PERUGIA – Lo spoglio era ancora a metà quando Giuliano Giubilei, candidato civico del centrosinistra, ha chiamato Andrea Romizi per congratularsi per la riconferma a sindaco del capoluogo umbro.

Romizi (Forza Italia, sostenuto da liste civiche più Lega e Fratelli d’Italia) infatti dall’inizio dello spoglio veleggia sul 60 per cento delle preferenze.

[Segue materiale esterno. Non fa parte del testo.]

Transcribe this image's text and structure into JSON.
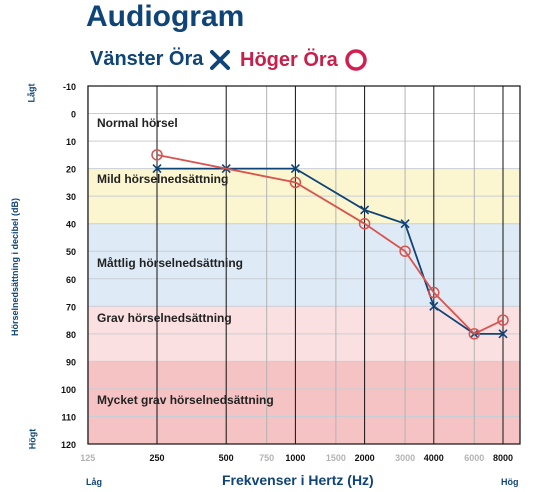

Un dato significativo e interessante anche se si considera che, con i dati di 91 sezioni scrutinate su 159, il primo partito risulta essere il Pd, con il 17,47% di voti. Seguito dalla Lega (15,19%) e Fratelli d’Italia (12,73%).
Lontano dall’ipotesi ballottaggio, quindi, Giuliano Giubilei, con il 26,29 per cento delle preferenze, che è andato a palazzo dei Priori per dare la mano al sindaco Romizi. Terza, con un notevole distacco, Francesca Tizi del Movimento 5 stelle, ferma al 6 per cento e spicci.
Gli altri sette candidati restano nella palude che va dallo 0,26 di Iacobelli (Partito della famiglia) e l’1,7 di Katia Bellillo (Perugia città in comune). Deludente il risultato di Cristina Rosetti, che non supera l’1,3 delle preferenze.